May 14, 2008 6:10 AM
Subscribe
What skills would a developer need to make a program to download multiple files from several different websites, name the files, and place them in a specific location?
The program would be meant to replace a person who logs into these websites and completes this process manually. Some more detail:
1) The number of files could be as high as a 400+
2) The number of websites the program would have to access could be as high as 10 and each would have a different format (i.e. navigating to the location where the files are downloaded would be different, logins would be different, etc.)
3) The file names will likely require text to be read from the text on the website or the files themselves
In addition, maybe someone out there knows:
1) How much would a project like this generally cost in the NY-Metro area?
2) How long would a project of this size take to complete? I'm only looking for a general range.
3) Are there any "off the shelf" products that do this? A long search turned up nothing.
I really appreciate any ideas! Cheers!
posted by alrightokay to computers & internet (20 comments total)
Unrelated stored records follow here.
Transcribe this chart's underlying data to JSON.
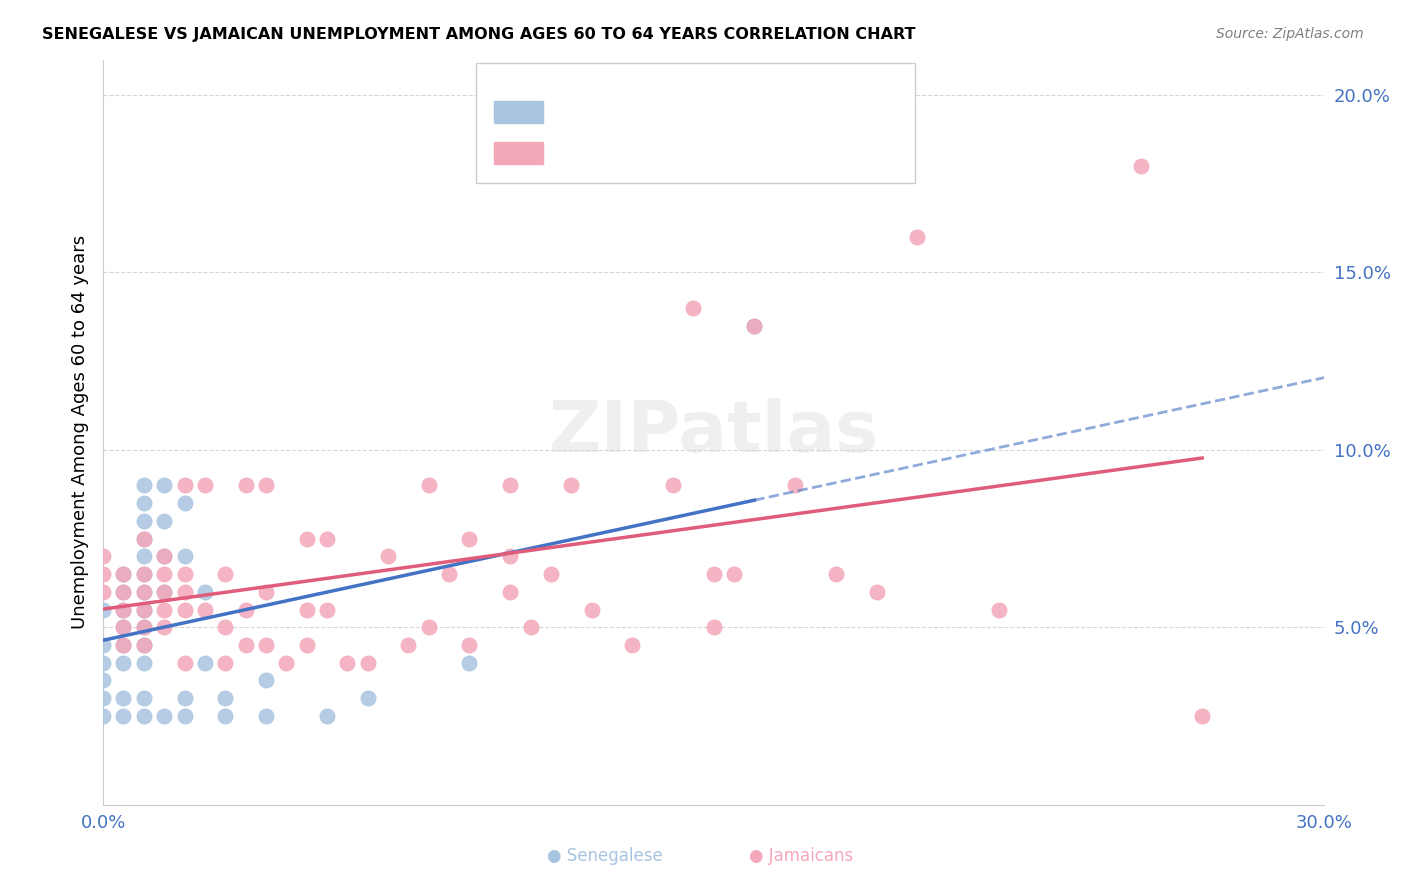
{
  "title": "SENEGALESE VS JAMAICAN UNEMPLOYMENT AMONG AGES 60 TO 64 YEARS CORRELATION CHART",
  "source": "Source: ZipAtlas.com",
  "xlabel": "",
  "ylabel": "Unemployment Among Ages 60 to 64 years",
  "xlim": [
    0.0,
    0.3
  ],
  "ylim": [
    0.0,
    0.21
  ],
  "xticks": [
    0.0,
    0.05,
    0.1,
    0.15,
    0.2,
    0.25,
    0.3
  ],
  "xticklabels": [
    "0.0%",
    "",
    "",
    "",
    "",
    "",
    "30.0%"
  ],
  "yticks": [
    0.0,
    0.05,
    0.1,
    0.15,
    0.2
  ],
  "yticklabels": [
    "",
    "5.0%",
    "10.0%",
    "15.0%",
    "20.0%"
  ],
  "senegalese_color": "#a8c4e0",
  "jamaican_color": "#f4a7b9",
  "senegalese_line_color": "#4472c4",
  "jamaican_line_color": "#e05c7a",
  "watermark": "ZIPatlas",
  "senegalese_x": [
    0.0,
    0.0,
    0.0,
    0.0,
    0.0,
    0.0,
    0.005,
    0.005,
    0.005,
    0.005,
    0.005,
    0.005,
    0.005,
    0.005,
    0.01,
    0.01,
    0.01,
    0.01,
    0.01,
    0.01,
    0.01,
    0.01,
    0.01,
    0.01,
    0.01,
    0.01,
    0.01,
    0.015,
    0.015,
    0.015,
    0.015,
    0.015,
    0.02,
    0.02,
    0.02,
    0.02,
    0.025,
    0.025,
    0.03,
    0.03,
    0.04,
    0.04,
    0.055,
    0.065,
    0.09,
    0.16
  ],
  "senegalese_y": [
    0.025,
    0.03,
    0.035,
    0.04,
    0.045,
    0.055,
    0.025,
    0.03,
    0.04,
    0.045,
    0.05,
    0.055,
    0.06,
    0.065,
    0.025,
    0.03,
    0.04,
    0.045,
    0.05,
    0.055,
    0.06,
    0.065,
    0.07,
    0.075,
    0.08,
    0.085,
    0.09,
    0.025,
    0.06,
    0.07,
    0.08,
    0.09,
    0.025,
    0.03,
    0.07,
    0.085,
    0.04,
    0.06,
    0.025,
    0.03,
    0.025,
    0.035,
    0.025,
    0.03,
    0.04,
    0.135
  ],
  "jamaican_x": [
    0.0,
    0.0,
    0.0,
    0.005,
    0.005,
    0.005,
    0.005,
    0.005,
    0.01,
    0.01,
    0.01,
    0.01,
    0.01,
    0.01,
    0.015,
    0.015,
    0.015,
    0.015,
    0.015,
    0.02,
    0.02,
    0.02,
    0.02,
    0.02,
    0.025,
    0.025,
    0.03,
    0.03,
    0.03,
    0.035,
    0.035,
    0.035,
    0.04,
    0.04,
    0.04,
    0.045,
    0.05,
    0.05,
    0.05,
    0.055,
    0.055,
    0.06,
    0.065,
    0.07,
    0.075,
    0.08,
    0.08,
    0.085,
    0.09,
    0.09,
    0.1,
    0.1,
    0.1,
    0.105,
    0.11,
    0.115,
    0.12,
    0.13,
    0.14,
    0.145,
    0.15,
    0.15,
    0.155,
    0.16,
    0.17,
    0.18,
    0.19,
    0.2,
    0.22,
    0.255,
    0.27
  ],
  "jamaican_y": [
    0.06,
    0.065,
    0.07,
    0.045,
    0.05,
    0.055,
    0.06,
    0.065,
    0.045,
    0.05,
    0.055,
    0.06,
    0.065,
    0.075,
    0.05,
    0.055,
    0.06,
    0.065,
    0.07,
    0.04,
    0.055,
    0.06,
    0.065,
    0.09,
    0.055,
    0.09,
    0.04,
    0.05,
    0.065,
    0.045,
    0.055,
    0.09,
    0.045,
    0.06,
    0.09,
    0.04,
    0.045,
    0.055,
    0.075,
    0.055,
    0.075,
    0.04,
    0.04,
    0.07,
    0.045,
    0.05,
    0.09,
    0.065,
    0.045,
    0.075,
    0.06,
    0.07,
    0.09,
    0.05,
    0.065,
    0.09,
    0.055,
    0.045,
    0.09,
    0.14,
    0.05,
    0.065,
    0.065,
    0.135,
    0.09,
    0.065,
    0.06,
    0.16,
    0.055,
    0.18,
    0.025
  ]
}
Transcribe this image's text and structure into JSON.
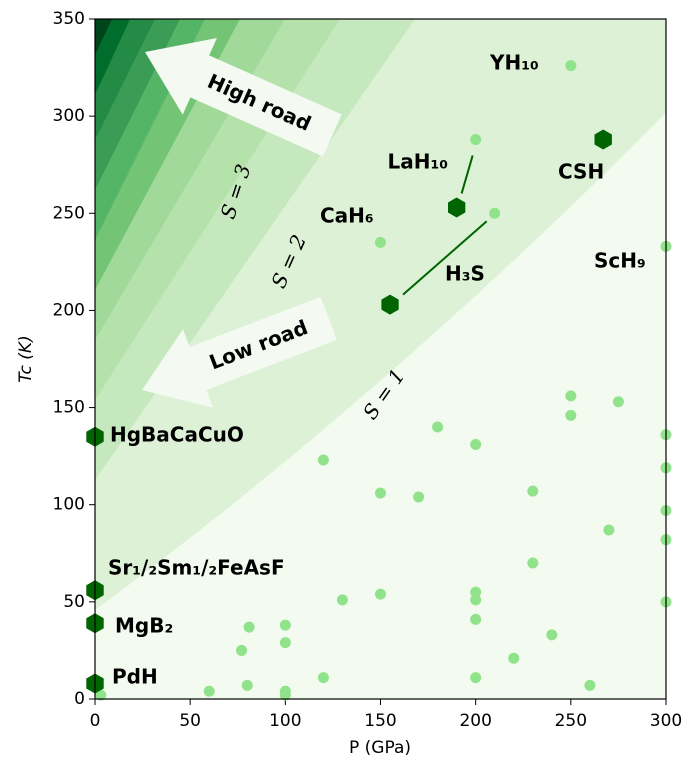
{
  "chart_data": {
    "type": "scatter",
    "x_label": "P (GPa)",
    "y_label": "Tc (K)",
    "xlim": [
      0,
      300
    ],
    "ylim": [
      0,
      350
    ],
    "xticks": [
      0,
      50,
      100,
      150,
      200,
      250,
      300
    ],
    "yticks": [
      0,
      50,
      100,
      150,
      200,
      250,
      300,
      350
    ],
    "grid": false,
    "series": [
      {
        "color": "#90e38a",
        "x": [
          3,
          60,
          77,
          80,
          81,
          100,
          100,
          100,
          100,
          120,
          120,
          130,
          150,
          150,
          150,
          170,
          180,
          200,
          200,
          200,
          200,
          200,
          200,
          210,
          220,
          230,
          230,
          240,
          250,
          250,
          250,
          260,
          270,
          275,
          300,
          300,
          300,
          300,
          300,
          300
        ],
        "values": [
          2,
          4,
          25,
          7,
          37,
          38,
          29,
          4,
          2,
          11,
          123,
          51,
          106,
          54,
          235,
          104,
          140,
          288,
          131,
          55,
          51,
          41,
          11,
          250,
          21,
          107,
          70,
          33,
          326,
          156,
          146,
          7,
          87,
          153,
          233,
          136,
          119,
          97,
          82,
          50
        ]
      },
      {
        "color": "#006400",
        "x": [
          0,
          0,
          0,
          0,
          190,
          155,
          267
        ],
        "values": [
          135,
          56,
          39,
          8,
          253,
          203,
          288
        ],
        "labels": [
          "HgBaCaCuO",
          "Sr₁/₂Sm₁/₂FeAsF",
          "MgB₂",
          "PdH",
          "LaH₁₀",
          "H₃S",
          "CSH"
        ]
      }
    ],
    "annotations": [
      "YH₁₀",
      "CaH₆",
      "ScH₉",
      "High road",
      "Low road",
      "S = 1",
      "S = 2",
      "S = 3"
    ]
  }
}
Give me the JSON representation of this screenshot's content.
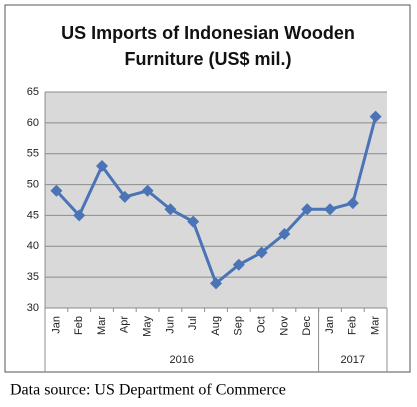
{
  "chart_data": {
    "type": "line",
    "title": [
      "US Imports of Indonesian Wooden",
      "Furniture (US$ mil.)"
    ],
    "categories": [
      "Jan",
      "Feb",
      "Mar",
      "Apr",
      "May",
      "Jun",
      "Jul",
      "Aug",
      "Sep",
      "Oct",
      "Nov",
      "Dec",
      "Jan",
      "Feb",
      "Mar"
    ],
    "groups": [
      {
        "label": "2016",
        "span": 12
      },
      {
        "label": "2017",
        "span": 3
      }
    ],
    "series": [
      {
        "name": "US Imports",
        "color": "#4a74b5",
        "values": [
          49,
          45,
          53,
          48,
          49,
          46,
          44,
          34,
          37,
          39,
          42,
          46,
          46,
          47,
          61
        ]
      }
    ],
    "ylim": [
      30,
      65
    ],
    "yticks": [
      30,
      35,
      40,
      45,
      50,
      55,
      60,
      65
    ],
    "grid": true,
    "source": "Data source: US Department of Commerce"
  }
}
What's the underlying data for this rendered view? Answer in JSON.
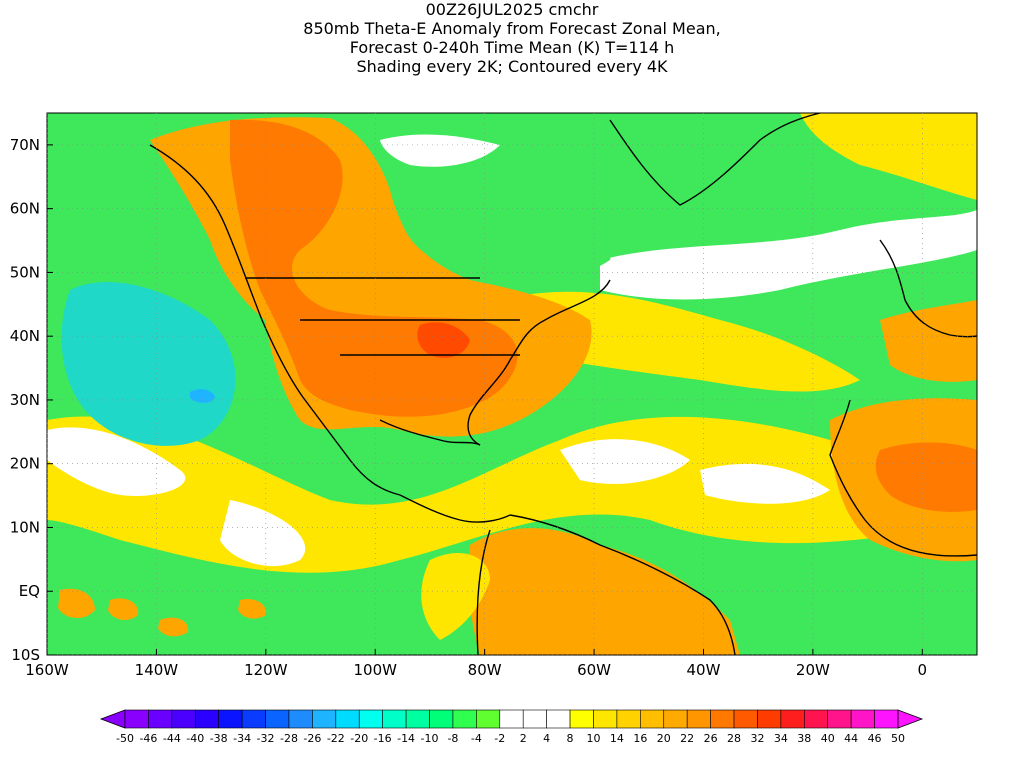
{
  "title": {
    "line1": "00Z26JUL2025 cmchr",
    "line2": "850mb Theta-E Anomaly from Forecast Zonal Mean,",
    "line3": "Forecast 0-240h Time Mean (K) T=114 h",
    "line4": "Shading every 2K; Contoured every 4K"
  },
  "axes": {
    "lat_labels": [
      "70N",
      "60N",
      "50N",
      "40N",
      "30N",
      "20N",
      "10N",
      "EQ",
      "10S"
    ],
    "lon_labels": [
      "160W",
      "140W",
      "120W",
      "100W",
      "80W",
      "60W",
      "40W",
      "20W",
      "0"
    ]
  },
  "colorbar": {
    "labels": [
      "-50",
      "-46",
      "-44",
      "-40",
      "-38",
      "-34",
      "-32",
      "-28",
      "-26",
      "-22",
      "-20",
      "-16",
      "-14",
      "-10",
      "-8",
      "-4",
      "-2",
      "2",
      "4",
      "8",
      "10",
      "14",
      "16",
      "20",
      "22",
      "26",
      "28",
      "32",
      "34",
      "38",
      "40",
      "44",
      "46",
      "50"
    ],
    "colors": [
      "#8a00ff",
      "#6a00ff",
      "#4b00ff",
      "#2a00ff",
      "#0a14ff",
      "#0a3cff",
      "#0a64ff",
      "#1e8cff",
      "#1eb4ff",
      "#00dcff",
      "#00ffee",
      "#00ffc8",
      "#00ffa0",
      "#00ff78",
      "#30ff50",
      "#60ff30",
      "#ffffff",
      "#ffffff",
      "#ffffff",
      "#ffff00",
      "#ffe600",
      "#ffd200",
      "#ffbe00",
      "#ffaa00",
      "#ff9600",
      "#ff7800",
      "#ff5a00",
      "#ff3c00",
      "#ff1e1e",
      "#ff1450",
      "#ff148c",
      "#ff14c8",
      "#ff14ff"
    ]
  },
  "colors": {
    "ocean_green": "#3ee85a",
    "cool_cyan": "#20d8c8",
    "warm_yellow": "#ffe600",
    "warm_orange": "#ffa500",
    "hot_orange": "#ff7a00",
    "hot_red": "#ff4a00",
    "neutral_white": "#ffffff",
    "coast": "#000000"
  },
  "icons": {
    "colorbar_left_arrow": "left-triangle",
    "colorbar_right_arrow": "right-triangle"
  }
}
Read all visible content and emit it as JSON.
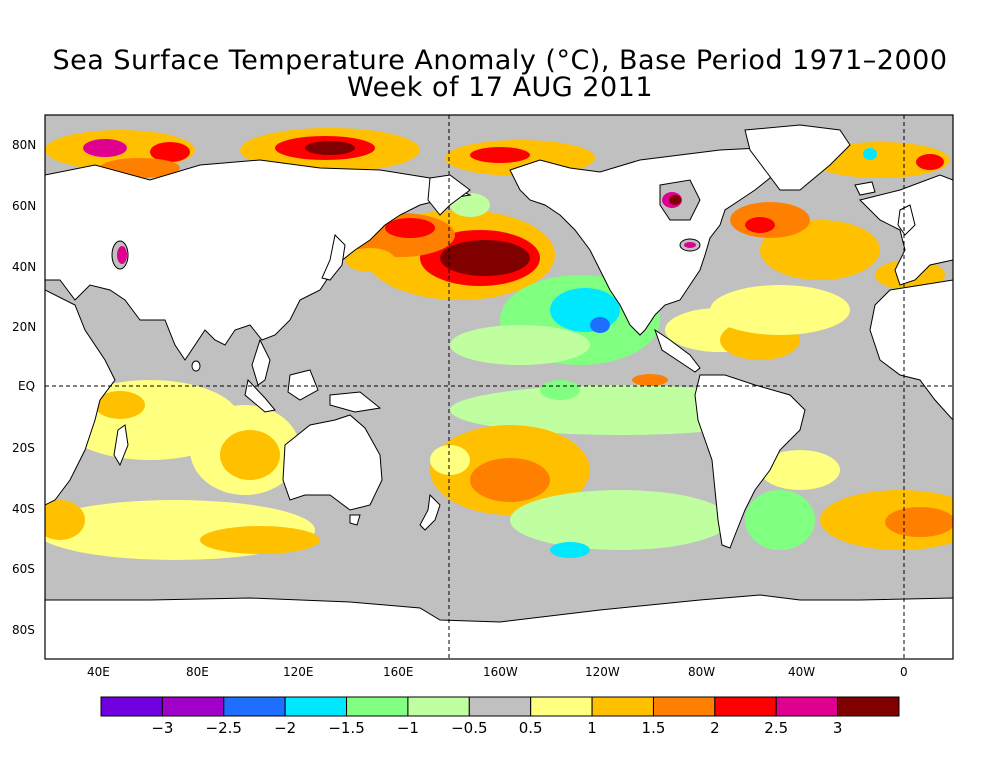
{
  "title": "Sea Surface Temperature Anomaly (°C), Base Period 1971–2000",
  "subtitle": "Week of 17 AUG 2011",
  "map": {
    "land_color": "#ffffff",
    "ocean_neutral_color": "#c0c0c0",
    "lon_labels": [
      "40E",
      "80E",
      "120E",
      "160E",
      "160W",
      "120W",
      "80W",
      "40W",
      "0"
    ],
    "lat_labels": [
      "80N",
      "60N",
      "40N",
      "20N",
      "EQ",
      "20S",
      "40S",
      "60S",
      "80S"
    ],
    "reference_lines": [
      "180",
      "0",
      "EQ"
    ]
  },
  "colorbar": {
    "colors": [
      "#7000e0",
      "#a000c8",
      "#1e6eff",
      "#00e8ff",
      "#80ff80",
      "#c0ffa0",
      "#c0c0c0",
      "#ffff80",
      "#ffc000",
      "#ff8000",
      "#ff0000",
      "#e00090",
      "#800000"
    ],
    "labels": [
      "−3",
      "−2.5",
      "−2",
      "−1.5",
      "−1",
      "−0.5",
      "0.5",
      "1",
      "1.5",
      "2",
      "2.5",
      "3"
    ]
  }
}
2) There are perl or ruby libraries (search for "www mechanize") which pretend to be full web browsers. They handle details like website cookies (used to remember logins), "clicking" links, downloading files, and so on.
3) perl and ruby also happen to be very good at parsing text. If you go with ruby, there are libraries (hpricot, beautiful soup) designed to pull text out of web sites (even when the sites aren't perfect).
If I were to go about this, I'd implement a "driver" program to start the process, then lots of specific programs, one for each specific website you want to scrape. Each of these programs would range from 1/2 page of code to 5 or 6, depending on what the details of grabbing the files were.
For cost estimation, figure a few hundred bucks (8 hours * 50/hour). You can get that down by having all the details ready for the programmer. The less time they waste figuring out what to click, or where to go, the more time they'll have to just write the code and get done.
If it was specified correctly, I'd estimate an 8 hour project (lets see, 20 minutes on a driver program, 30 * 10 for the site components, fudge time, and testing time.)
To specify the problem, you'd need a list of logins, web sites, exact path through the web site to get the elements ("click this link, then this link, then login, then this link, download all the .jpg files listed").
As for off the shelf products, nothing that I can think of, but you might want to look into "windows automation" products which can record arbitrary keystrokes, and mouse input. It might be possible to download files via that, but it'll be more brittle and annoying than the ruby/perl version.
posted by cschneid at 6:33 AM on May 14